Мысли внутри него и слова, которые он произносит, — разнятся. Самому же себе хочется вырвать язык и больше никогда в жизни не молоть такую чушь, потому что всё — неправда… И стыдно. Стыдно за самого себя, стыдно перед Антоном, который видит его насквозь, стыдно, что не может с этим ничего поделать.
— Наши предки запретили союзы между разными кровями, но это лишь одна формулировка, — Антон берёт королеву в руки и переставляет её на три клетки по диагонали. — Они запретили любовь, — он до боли прикусывает нижнюю губу, стараясь держаться увереннее. Он думал об этом ни день и ни два. Многие ночи уходили на то, чтобы плакать от несправедливости.
Но даже мысли не было попробовать забыть.
— Я… — У Арсения принципы. Арсений — хороший правитель. Арсений — пытается спрятать свои чувства глубоко в себе, чтобы не разбиться.
(Но иногда воздушные шары ломаются, даже не поднявшись в небо).
Арсений — воздушный шар.
И самый сильный из них двоих — уж точно не он.
— Я знаю, что ты тоже ко мне что-то чувствуешь, не скрывай, — Антону хочется переплести их пальцы и никогда не отцепляться от Арсения, чтобы слиться с ним воедино. — Они — запретили, но мы можем быть аккуратными… Слухи будут, но вдруг у нас получится, Арс?.. Пожалуйста?..
— Я не знаю, — Арсений пытается защищаться, пряча белого короля в углу доски, самой дальней клетке и… Понимает, что хочет того, что может предложить ему Антон. Просыпаться утром в одной кровати (без разницы: с черными простынями или с белыми), решать королевские проблемы, готовить вместе, много целоваться и любоваться друг другом до бесконечности. Хочет до безумия…
— Милый… — Антон делает свой последний ход, расставляя фигуры так, чтобы у Арсения не оставалось выбора. — Ты проиграл. Шах и мат, Арсений, — Шастун смотрит ему в глаза, и Арсений понимает, что означает запах надежды, который почуял Антон, держа в руках шахматную доску.

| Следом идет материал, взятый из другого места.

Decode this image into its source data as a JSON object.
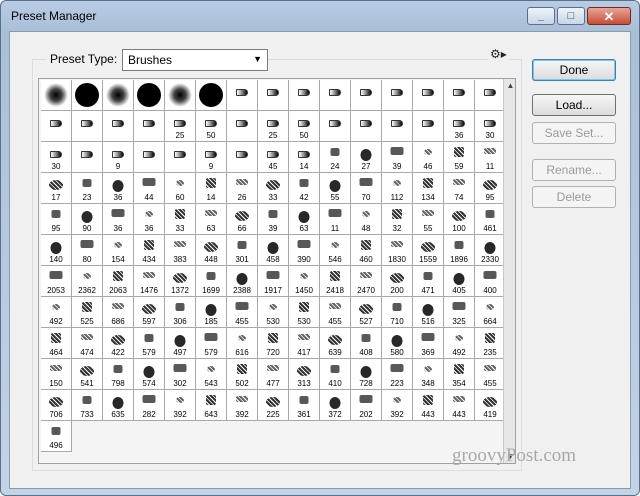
{
  "window": {
    "title": "Preset Manager"
  },
  "preset_type": {
    "label": "Preset Type:",
    "value": "Brushes"
  },
  "buttons": {
    "done": "Done",
    "load": "Load...",
    "save_set": "Save Set...",
    "rename": "Rename...",
    "delete": "Delete"
  },
  "brush_cells": [
    "",
    "",
    "",
    "",
    "",
    "",
    "",
    "",
    "",
    "",
    "",
    "",
    "",
    "",
    "",
    "",
    "",
    "",
    "",
    "25",
    "50",
    "",
    "25",
    "50",
    "",
    "",
    "",
    "",
    "36",
    "30",
    "30",
    "",
    "9",
    "",
    "",
    "9",
    "",
    "45",
    "14",
    "24",
    "27",
    "39",
    "46",
    "59",
    "11",
    "17",
    "23",
    "36",
    "44",
    "60",
    "14",
    "26",
    "33",
    "42",
    "55",
    "70",
    "112",
    "134",
    "74",
    "95",
    "95",
    "90",
    "36",
    "36",
    "33",
    "63",
    "66",
    "39",
    "63",
    "11",
    "48",
    "32",
    "55",
    "100",
    "461",
    "140",
    "80",
    "154",
    "434",
    "383",
    "448",
    "301",
    "458",
    "390",
    "546",
    "460",
    "1830",
    "1559",
    "1896",
    "2330",
    "2053",
    "2362",
    "2063",
    "1476",
    "1372",
    "1699",
    "2388",
    "1917",
    "1450",
    "2418",
    "2470",
    "200",
    "471",
    "405",
    "400",
    "492",
    "525",
    "686",
    "597",
    "306",
    "185",
    "455",
    "530",
    "530",
    "455",
    "527",
    "710",
    "516",
    "325",
    "664",
    "464",
    "474",
    "422",
    "579",
    "497",
    "579",
    "616",
    "720",
    "417",
    "639",
    "408",
    "580",
    "369",
    "492",
    "235",
    "150",
    "541",
    "798",
    "574",
    "302",
    "543",
    "502",
    "477",
    "313",
    "410",
    "728",
    "223",
    "348",
    "354",
    "455",
    "706",
    "733",
    "635",
    "282",
    "392",
    "643",
    "392",
    "225",
    "361",
    "372",
    "202",
    "392",
    "443",
    "443",
    "419",
    "496"
  ],
  "watermark": "groovyPost.com"
}
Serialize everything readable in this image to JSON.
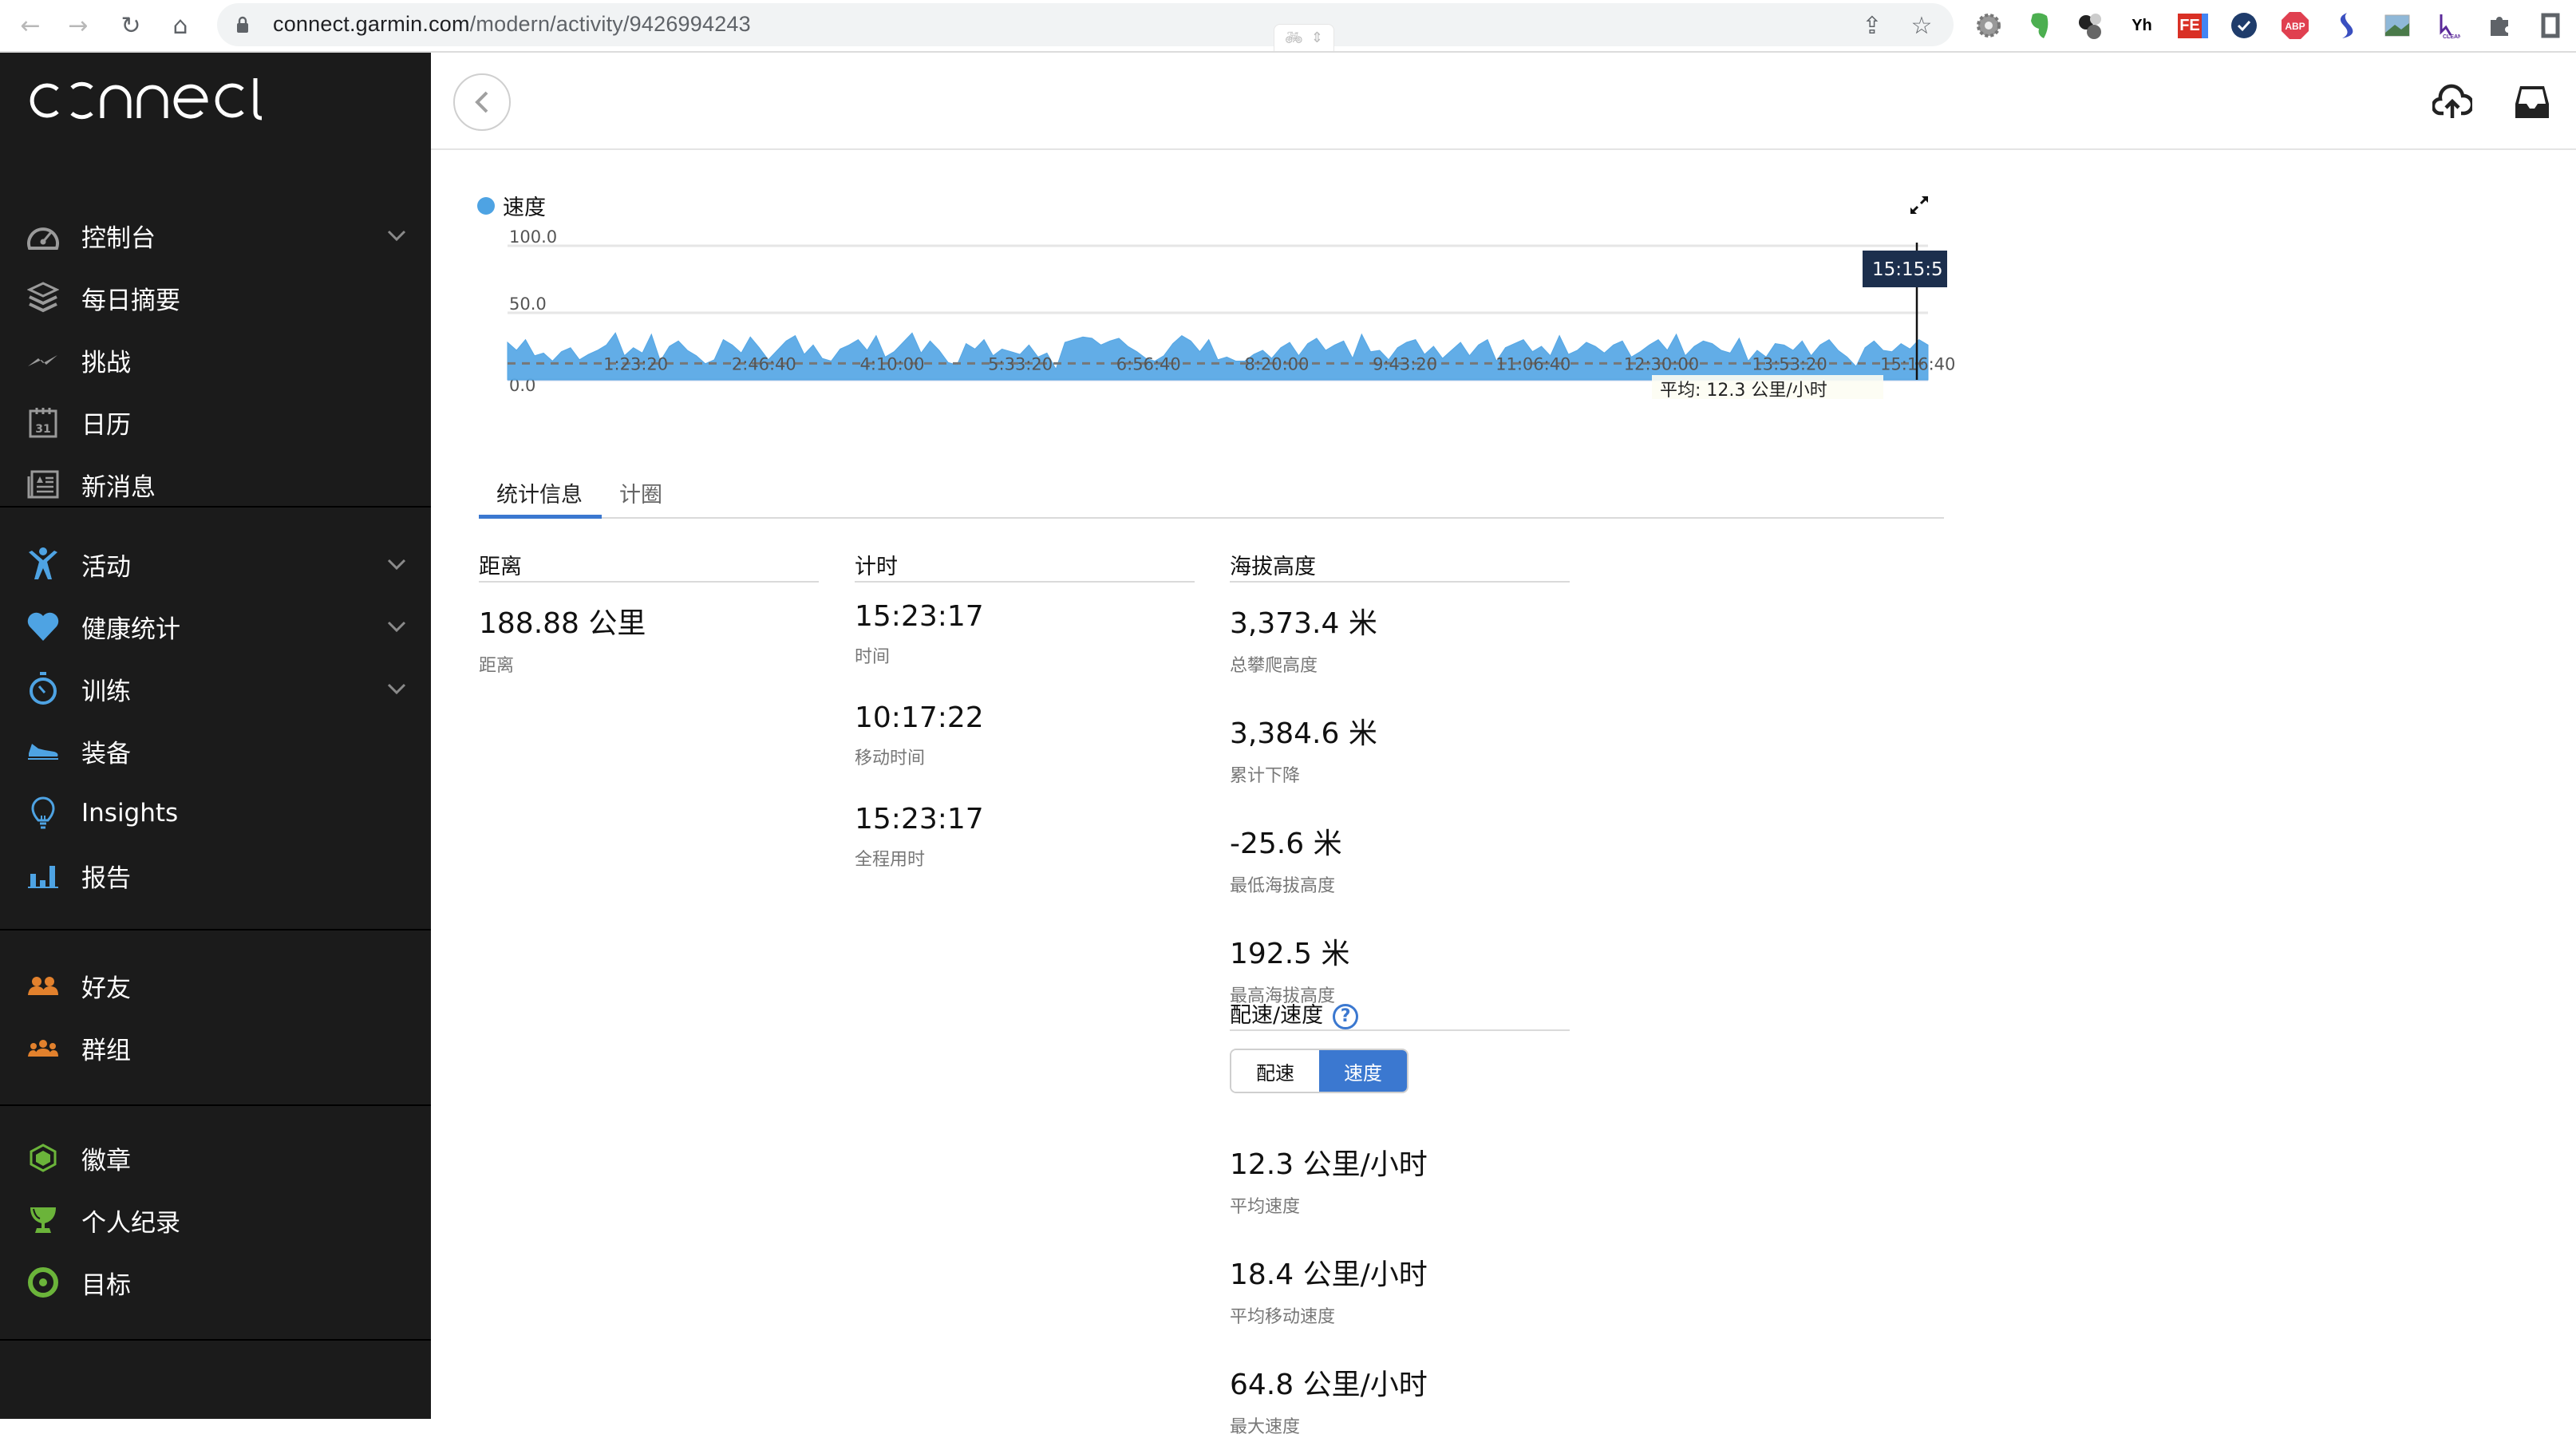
{
  "browser": {
    "url_host": "connect.garmin.com",
    "url_path": "/modern/activity/9426994243",
    "extensions": [
      "gear-extension",
      "evernote-extension",
      "balls-extension",
      "Yh",
      "FE",
      "check-extension",
      "ABP",
      "s-extension",
      "image-extension",
      "clean-extension",
      "puzzle-extension",
      "sidepanel-extension"
    ]
  },
  "sidebar": {
    "logo": "connect",
    "groups": [
      {
        "items": [
          {
            "label": "控制台",
            "icon": "dashboard-icon",
            "expandable": true
          },
          {
            "label": "每日摘要",
            "icon": "layers-icon",
            "expandable": false
          },
          {
            "label": "挑战",
            "icon": "challenge-icon",
            "expandable": false
          },
          {
            "label": "日历",
            "icon": "calendar-icon",
            "expandable": false
          },
          {
            "label": "新消息",
            "icon": "newsfeed-icon",
            "expandable": false
          }
        ]
      },
      {
        "items": [
          {
            "label": "活动",
            "icon": "activity-icon",
            "expandable": true
          },
          {
            "label": "健康统计",
            "icon": "heart-icon",
            "expandable": true
          },
          {
            "label": "训练",
            "icon": "stopwatch-icon",
            "expandable": true
          },
          {
            "label": "装备",
            "icon": "shoe-icon",
            "expandable": false
          },
          {
            "label": "Insights",
            "icon": "lightbulb-icon",
            "expandable": false
          },
          {
            "label": "报告",
            "icon": "bar-chart-icon",
            "expandable": false
          }
        ]
      },
      {
        "items": [
          {
            "label": "好友",
            "icon": "friends-icon",
            "expandable": false
          },
          {
            "label": "群组",
            "icon": "groups-icon",
            "expandable": false
          }
        ]
      },
      {
        "items": [
          {
            "label": "徽章",
            "icon": "badge-icon",
            "expandable": false
          },
          {
            "label": "个人纪录",
            "icon": "trophy-icon",
            "expandable": false
          },
          {
            "label": "目标",
            "icon": "target-icon",
            "expandable": false
          }
        ]
      }
    ],
    "colors": {
      "gray": "#9a9a9a",
      "blue": "#4ea3e3",
      "orange": "#e2812d",
      "green": "#6bb43a"
    }
  },
  "chart_data": {
    "type": "area",
    "legend": [
      {
        "name": "速度",
        "color": "#4ea3e3"
      }
    ],
    "ylim": [
      0,
      100
    ],
    "yticks": [
      "0.0",
      "50.0",
      "100.0"
    ],
    "xlabels": [
      "1:23:20",
      "2:46:40",
      "4:10:00",
      "5:33:20",
      "6:56:40",
      "8:20:00",
      "9:43:20",
      "11:06:40",
      "12:30:00",
      "13:53:20",
      "15:16:40"
    ],
    "x_range_seconds": [
      0,
      55397
    ],
    "average_line": {
      "value": 12.3,
      "label": "平均:  12.3 公里/小时"
    },
    "cursor_label": "15:15:5",
    "series": [
      {
        "name": "速度",
        "values": [
          28,
          22,
          30,
          18,
          20,
          14,
          21,
          24,
          15,
          19,
          22,
          26,
          35,
          18,
          24,
          20,
          34,
          14,
          25,
          29,
          22,
          18,
          12,
          15,
          30,
          26,
          20,
          32,
          24,
          15,
          22,
          29,
          33,
          19,
          26,
          16,
          14,
          23,
          26,
          30,
          22,
          33,
          17,
          21,
          28,
          35,
          20,
          29,
          22,
          13,
          11,
          27,
          23,
          30,
          18,
          23,
          21,
          19,
          26,
          17,
          20,
          8,
          28,
          30,
          32,
          31,
          26,
          29,
          31,
          25,
          21,
          16,
          14,
          18,
          27,
          33,
          29,
          21,
          30,
          15,
          17,
          14,
          14,
          19,
          22,
          16,
          24,
          28,
          18,
          27,
          31,
          22,
          26,
          29,
          16,
          34,
          21,
          22,
          15,
          24,
          28,
          30,
          19,
          25,
          16,
          22,
          28,
          18,
          26,
          30,
          14,
          24,
          27,
          30,
          21,
          25,
          18,
          33,
          19,
          22,
          28,
          25,
          20,
          26,
          29,
          17,
          21,
          26,
          30,
          22,
          34,
          18,
          25,
          29,
          27,
          22,
          20,
          31,
          14,
          22,
          17,
          27,
          26,
          22,
          29,
          18,
          26,
          30,
          22,
          17,
          10,
          24,
          29,
          22,
          21,
          27,
          23,
          30,
          26
        ]
      }
    ],
    "ylabel": "",
    "xlabel": "",
    "grid": true
  },
  "main": {
    "tabs": [
      {
        "label": "统计信息",
        "active": true
      },
      {
        "label": "计圈",
        "active": false
      }
    ],
    "stats": {
      "distance": {
        "title": "距离",
        "items": [
          {
            "value": "188.88 公里",
            "label": "距离"
          }
        ]
      },
      "timing": {
        "title": "计时",
        "items": [
          {
            "value": "15:23:17",
            "label": "时间"
          },
          {
            "value": "10:17:22",
            "label": "移动时间"
          },
          {
            "value": "15:23:17",
            "label": "全程用时"
          }
        ]
      },
      "elevation": {
        "title": "海拔高度",
        "items": [
          {
            "value": "3,373.4 米",
            "label": "总攀爬高度"
          },
          {
            "value": "3,384.6 米",
            "label": "累计下降"
          },
          {
            "value": "-25.6 米",
            "label": "最低海拔高度"
          },
          {
            "value": "192.5 米",
            "label": "最高海拔高度"
          }
        ]
      },
      "pace_speed": {
        "title": "配速/速度",
        "help": "?",
        "toggle": [
          {
            "label": "配速",
            "active": false
          },
          {
            "label": "速度",
            "active": true
          }
        ],
        "items": [
          {
            "value": "12.3 公里/小时",
            "label": "平均速度"
          },
          {
            "value": "18.4 公里/小时",
            "label": "平均移动速度"
          },
          {
            "value": "64.8 公里/小时",
            "label": "最大速度"
          }
        ]
      }
    }
  }
}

— Шах и мат… — в неверии повторяет Арсений, который даже не понял, когда успела закончиться партия. — Чёрт…
— Арс, — Антон хочет сказать, что не хочет давить. Что он — всего лишь неважная шестерёнка во всём механизме под названием «Вселенная». Что его чувствами можно пренебречь, если Арсению так будет легче.
— Иди ко мне, — Арсений перебивает Антона, потому что или сейчас или никогда. Он указывает взглядом себе на колени, и Антон теряется от неожиданности. В данной ситуации слуховые галлюцинации не кажутся уж такими нереальными. — Сядь ко мне на колени, Антон.
Антон боится моргать, чтобы не разрушить эту реальность. Время перестаёт двигаться, и они вновь поедают друг друга взглядами, но уже не раздевая, а лишь спрашивая: «Ты точно уверен?».
«Конечно, если ты и сам хочешь этого».
Антон не желает отлипать взглядом от Арсения и терять хоть одну лишнюю секунду, поэтому он поднимается с дивана и возвышается на столе, упираясь на него одной ногой. Вторую же он сразу ставит на место рядом с бедром Арса и оказывается у него на коленях.
Он падает к Арсению в объятия, прижимая его к себе, как самое важное и близкое, что вообще есть в этом мире. (Так и есть). Руки Арса ложатся ему на талию, и они оба не верят в происходящее. Что вот так можно просто касаться, чувствовать учащенное сердцебиение друг друга и дыхание на коже.
Антон кладёт голову на чужую грудь, обнимая шею руками. Сейчас творится история. И эта история — не просто вырезные шахматы с дорогущими камнями и украшениями. История — это два человека и их зарождающаяся история любви.
Каждое наше решение может привести к кардинальным изменениям: как к плохим — так и к хорошим. Но сейчас оба чувствуют, что делают всё правильно. Какой бы у этой истории не был конец, чем бы всё не закончилось.
Антон чувствует, как Арс слепо целует его в макушку сухими губами, и он готов рассыпаться на тысячи мелких кусочков, чтобы потом вновь собраться и стать лучшей версией себя только ради него… Из-за него.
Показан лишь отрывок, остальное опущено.